Based on the defined evaluation metrics, a set of requirements for the collection of data and ground truth annotations will also be defined accordingly. For instance, the service may lay out the specifications for dedicated data collection campaigns (possibly executed via service S00113).
Analyses on additional environmental factors than those directly tracked through the designed metrics (e.g., seasonal effects, impact of test distribution over time on results, based on the protocol defined e.g. through service S00107) can also be provided on request and re-defined based on initial test results.
Example service: The customer is interested in measuring the capability of a Computer Vision model to discriminate weeds from crops on RGB images. Consequently, a set of objective evaluation metrics gets designed to describe the quality of predictions, including classification accuracy, precision, and recall scores for all “crop” and “weed” instances observed in the testing environment.
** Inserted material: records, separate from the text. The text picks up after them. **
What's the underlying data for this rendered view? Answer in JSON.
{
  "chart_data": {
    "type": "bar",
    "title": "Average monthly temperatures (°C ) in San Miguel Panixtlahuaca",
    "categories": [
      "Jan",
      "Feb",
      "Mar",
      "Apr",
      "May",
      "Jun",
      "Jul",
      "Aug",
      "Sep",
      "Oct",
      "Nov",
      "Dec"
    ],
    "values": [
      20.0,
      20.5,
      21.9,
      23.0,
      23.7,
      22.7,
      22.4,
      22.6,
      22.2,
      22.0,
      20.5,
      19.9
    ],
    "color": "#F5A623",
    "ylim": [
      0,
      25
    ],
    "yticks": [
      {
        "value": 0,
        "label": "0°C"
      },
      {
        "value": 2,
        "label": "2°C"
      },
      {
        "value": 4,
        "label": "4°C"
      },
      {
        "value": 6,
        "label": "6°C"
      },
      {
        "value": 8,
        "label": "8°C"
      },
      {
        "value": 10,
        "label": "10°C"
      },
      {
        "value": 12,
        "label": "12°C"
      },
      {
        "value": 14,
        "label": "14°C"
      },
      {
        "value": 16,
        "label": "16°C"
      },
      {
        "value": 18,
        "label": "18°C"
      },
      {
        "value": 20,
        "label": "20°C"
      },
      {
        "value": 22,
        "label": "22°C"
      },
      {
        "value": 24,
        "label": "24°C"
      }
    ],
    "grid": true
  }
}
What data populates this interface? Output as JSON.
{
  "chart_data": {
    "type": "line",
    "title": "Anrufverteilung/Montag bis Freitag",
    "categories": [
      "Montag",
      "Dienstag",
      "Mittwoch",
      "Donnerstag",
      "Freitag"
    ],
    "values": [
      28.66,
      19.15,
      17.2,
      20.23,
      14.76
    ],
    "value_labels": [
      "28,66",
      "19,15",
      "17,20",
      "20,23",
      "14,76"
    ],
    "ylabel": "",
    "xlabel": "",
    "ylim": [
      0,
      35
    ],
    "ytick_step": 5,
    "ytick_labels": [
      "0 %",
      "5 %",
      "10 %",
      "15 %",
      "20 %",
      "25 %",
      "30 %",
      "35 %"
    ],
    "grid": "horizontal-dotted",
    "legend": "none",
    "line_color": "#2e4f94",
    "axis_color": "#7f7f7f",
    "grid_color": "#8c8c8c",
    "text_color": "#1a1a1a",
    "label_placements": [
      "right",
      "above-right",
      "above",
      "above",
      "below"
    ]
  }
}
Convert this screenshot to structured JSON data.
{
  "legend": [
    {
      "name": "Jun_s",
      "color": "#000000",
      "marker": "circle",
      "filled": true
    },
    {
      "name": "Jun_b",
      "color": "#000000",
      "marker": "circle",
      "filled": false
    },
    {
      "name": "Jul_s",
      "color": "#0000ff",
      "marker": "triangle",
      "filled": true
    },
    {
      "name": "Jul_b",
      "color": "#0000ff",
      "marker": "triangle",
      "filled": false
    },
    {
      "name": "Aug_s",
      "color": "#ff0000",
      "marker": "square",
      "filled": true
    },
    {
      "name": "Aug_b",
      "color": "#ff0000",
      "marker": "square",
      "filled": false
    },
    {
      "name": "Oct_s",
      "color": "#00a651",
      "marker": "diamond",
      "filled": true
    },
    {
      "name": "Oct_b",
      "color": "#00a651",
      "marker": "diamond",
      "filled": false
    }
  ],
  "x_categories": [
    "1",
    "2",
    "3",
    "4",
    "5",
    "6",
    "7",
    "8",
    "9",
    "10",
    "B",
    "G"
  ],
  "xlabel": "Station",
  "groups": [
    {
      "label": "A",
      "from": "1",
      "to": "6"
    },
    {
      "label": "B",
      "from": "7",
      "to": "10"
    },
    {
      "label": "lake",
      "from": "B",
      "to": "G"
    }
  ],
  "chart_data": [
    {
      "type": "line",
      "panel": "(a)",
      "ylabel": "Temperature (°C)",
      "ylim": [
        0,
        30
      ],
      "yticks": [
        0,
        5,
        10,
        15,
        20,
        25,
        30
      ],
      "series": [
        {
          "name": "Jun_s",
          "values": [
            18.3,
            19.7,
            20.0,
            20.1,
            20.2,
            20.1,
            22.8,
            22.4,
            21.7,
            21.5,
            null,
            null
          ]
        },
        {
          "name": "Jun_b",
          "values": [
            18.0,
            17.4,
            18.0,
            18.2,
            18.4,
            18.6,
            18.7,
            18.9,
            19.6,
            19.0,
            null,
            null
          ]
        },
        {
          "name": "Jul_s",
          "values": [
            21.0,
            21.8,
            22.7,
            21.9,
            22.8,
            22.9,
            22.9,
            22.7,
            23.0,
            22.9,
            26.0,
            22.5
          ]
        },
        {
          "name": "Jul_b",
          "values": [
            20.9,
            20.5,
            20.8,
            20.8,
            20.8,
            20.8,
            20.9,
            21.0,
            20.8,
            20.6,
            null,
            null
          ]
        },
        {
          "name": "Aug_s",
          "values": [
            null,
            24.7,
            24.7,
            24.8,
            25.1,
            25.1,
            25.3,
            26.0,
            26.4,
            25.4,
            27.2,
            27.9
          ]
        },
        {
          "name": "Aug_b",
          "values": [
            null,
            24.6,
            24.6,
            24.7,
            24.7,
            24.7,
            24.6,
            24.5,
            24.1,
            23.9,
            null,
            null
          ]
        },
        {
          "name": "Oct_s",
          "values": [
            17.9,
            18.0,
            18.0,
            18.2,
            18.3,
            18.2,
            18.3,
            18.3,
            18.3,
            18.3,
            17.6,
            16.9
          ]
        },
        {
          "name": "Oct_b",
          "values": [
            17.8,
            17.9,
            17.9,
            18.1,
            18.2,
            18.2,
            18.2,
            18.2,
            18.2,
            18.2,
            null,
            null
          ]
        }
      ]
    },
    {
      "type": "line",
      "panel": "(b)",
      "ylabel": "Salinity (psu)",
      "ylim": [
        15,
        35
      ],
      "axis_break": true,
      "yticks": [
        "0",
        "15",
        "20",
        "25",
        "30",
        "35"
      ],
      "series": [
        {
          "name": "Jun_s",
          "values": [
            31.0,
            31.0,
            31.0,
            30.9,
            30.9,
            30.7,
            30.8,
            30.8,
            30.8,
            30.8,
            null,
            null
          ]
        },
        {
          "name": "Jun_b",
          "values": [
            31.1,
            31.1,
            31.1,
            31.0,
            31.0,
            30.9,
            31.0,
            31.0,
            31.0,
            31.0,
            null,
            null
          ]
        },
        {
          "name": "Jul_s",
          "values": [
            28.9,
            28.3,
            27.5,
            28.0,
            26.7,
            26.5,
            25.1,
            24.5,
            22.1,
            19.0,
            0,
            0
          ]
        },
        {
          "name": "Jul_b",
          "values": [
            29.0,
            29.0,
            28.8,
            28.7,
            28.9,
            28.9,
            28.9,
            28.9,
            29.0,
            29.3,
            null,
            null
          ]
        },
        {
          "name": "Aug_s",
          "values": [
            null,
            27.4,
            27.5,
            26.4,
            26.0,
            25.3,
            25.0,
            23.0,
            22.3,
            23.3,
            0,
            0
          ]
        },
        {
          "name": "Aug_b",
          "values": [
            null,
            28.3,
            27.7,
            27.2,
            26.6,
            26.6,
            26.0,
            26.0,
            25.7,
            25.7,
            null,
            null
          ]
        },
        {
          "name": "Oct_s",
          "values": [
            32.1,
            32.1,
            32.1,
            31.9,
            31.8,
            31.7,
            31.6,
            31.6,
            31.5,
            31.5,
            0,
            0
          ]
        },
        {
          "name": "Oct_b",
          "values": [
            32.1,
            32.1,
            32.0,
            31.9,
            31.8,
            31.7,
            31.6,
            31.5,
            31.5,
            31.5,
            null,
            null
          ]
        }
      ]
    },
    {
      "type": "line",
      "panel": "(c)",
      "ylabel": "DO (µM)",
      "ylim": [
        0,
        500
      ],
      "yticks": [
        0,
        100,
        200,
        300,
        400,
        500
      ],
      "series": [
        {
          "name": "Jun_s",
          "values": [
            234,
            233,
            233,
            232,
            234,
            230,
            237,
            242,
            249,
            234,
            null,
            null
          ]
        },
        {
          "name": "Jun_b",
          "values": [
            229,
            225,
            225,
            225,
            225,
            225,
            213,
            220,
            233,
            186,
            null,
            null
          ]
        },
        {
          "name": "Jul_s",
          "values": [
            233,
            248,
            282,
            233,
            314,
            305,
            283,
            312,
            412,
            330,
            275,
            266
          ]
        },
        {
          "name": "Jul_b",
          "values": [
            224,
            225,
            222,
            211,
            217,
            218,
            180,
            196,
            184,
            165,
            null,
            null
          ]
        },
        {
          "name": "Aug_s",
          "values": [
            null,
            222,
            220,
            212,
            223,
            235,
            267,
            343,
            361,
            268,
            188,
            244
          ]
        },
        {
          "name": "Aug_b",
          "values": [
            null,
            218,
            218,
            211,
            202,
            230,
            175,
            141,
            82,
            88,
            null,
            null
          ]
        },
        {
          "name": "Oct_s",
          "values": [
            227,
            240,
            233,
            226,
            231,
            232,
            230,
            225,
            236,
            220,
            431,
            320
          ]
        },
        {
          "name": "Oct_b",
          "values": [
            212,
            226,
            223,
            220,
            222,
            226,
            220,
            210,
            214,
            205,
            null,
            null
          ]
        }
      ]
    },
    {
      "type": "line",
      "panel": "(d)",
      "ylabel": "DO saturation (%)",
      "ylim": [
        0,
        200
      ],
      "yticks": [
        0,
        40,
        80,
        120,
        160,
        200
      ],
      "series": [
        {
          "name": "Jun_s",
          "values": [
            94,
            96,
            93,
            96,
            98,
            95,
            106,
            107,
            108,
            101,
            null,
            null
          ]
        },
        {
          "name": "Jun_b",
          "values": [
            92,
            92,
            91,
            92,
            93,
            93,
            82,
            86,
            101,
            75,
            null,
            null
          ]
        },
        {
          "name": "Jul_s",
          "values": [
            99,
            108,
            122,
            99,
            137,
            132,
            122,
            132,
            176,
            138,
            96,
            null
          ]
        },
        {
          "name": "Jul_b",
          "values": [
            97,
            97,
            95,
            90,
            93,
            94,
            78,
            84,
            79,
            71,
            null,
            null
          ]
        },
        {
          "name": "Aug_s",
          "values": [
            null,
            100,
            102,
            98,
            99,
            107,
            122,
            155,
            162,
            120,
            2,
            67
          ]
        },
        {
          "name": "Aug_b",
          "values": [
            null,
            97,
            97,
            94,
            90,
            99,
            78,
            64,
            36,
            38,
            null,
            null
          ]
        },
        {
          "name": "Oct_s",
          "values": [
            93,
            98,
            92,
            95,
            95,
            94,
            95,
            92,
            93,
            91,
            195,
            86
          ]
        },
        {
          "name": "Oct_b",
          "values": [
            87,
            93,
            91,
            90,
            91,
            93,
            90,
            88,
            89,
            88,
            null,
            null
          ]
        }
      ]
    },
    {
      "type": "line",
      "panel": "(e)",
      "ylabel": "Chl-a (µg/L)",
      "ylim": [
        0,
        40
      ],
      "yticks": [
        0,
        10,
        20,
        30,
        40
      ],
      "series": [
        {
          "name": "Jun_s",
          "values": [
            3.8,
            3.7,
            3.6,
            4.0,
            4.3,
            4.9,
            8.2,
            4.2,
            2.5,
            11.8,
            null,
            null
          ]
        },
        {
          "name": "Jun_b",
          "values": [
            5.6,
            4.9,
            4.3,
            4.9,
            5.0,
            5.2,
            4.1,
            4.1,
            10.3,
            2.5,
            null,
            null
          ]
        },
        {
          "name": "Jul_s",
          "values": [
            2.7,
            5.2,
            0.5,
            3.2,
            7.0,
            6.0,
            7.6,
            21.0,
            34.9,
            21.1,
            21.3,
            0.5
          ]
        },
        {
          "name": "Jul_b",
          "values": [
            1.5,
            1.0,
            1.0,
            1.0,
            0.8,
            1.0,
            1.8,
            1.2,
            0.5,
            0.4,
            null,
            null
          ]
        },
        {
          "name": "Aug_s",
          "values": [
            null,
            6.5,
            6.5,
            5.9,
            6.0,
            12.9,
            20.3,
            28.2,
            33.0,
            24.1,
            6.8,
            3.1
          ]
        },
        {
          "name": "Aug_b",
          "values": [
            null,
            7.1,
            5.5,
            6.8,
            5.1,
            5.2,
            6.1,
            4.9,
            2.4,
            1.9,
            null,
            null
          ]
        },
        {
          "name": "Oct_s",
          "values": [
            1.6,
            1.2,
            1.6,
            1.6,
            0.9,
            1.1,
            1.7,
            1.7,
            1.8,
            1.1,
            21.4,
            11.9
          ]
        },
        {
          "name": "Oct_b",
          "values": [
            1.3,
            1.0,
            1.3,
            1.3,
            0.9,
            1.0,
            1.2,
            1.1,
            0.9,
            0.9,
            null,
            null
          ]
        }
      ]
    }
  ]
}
The customer is also interested in measuring indicators such as “how often is Matricaria Chamomilla mistaken for Bean crops?”. Thus, quality of prediction scores also are computed not only at the macro level (“crop” vs. “weed”) but also for individual plant species (“Bean” vs. “Matricaria”). Based on these metrics, a balanced collection of crop and weed images will need to be prepared (e.g., through a dedicated data collection campaign - via service S00113 - followed by a suitable data annotation - via service S00115 - or augmenting existing data with additional examples - via service S00115): therefore the output of the service includes detailed information about the necessary data collection activities.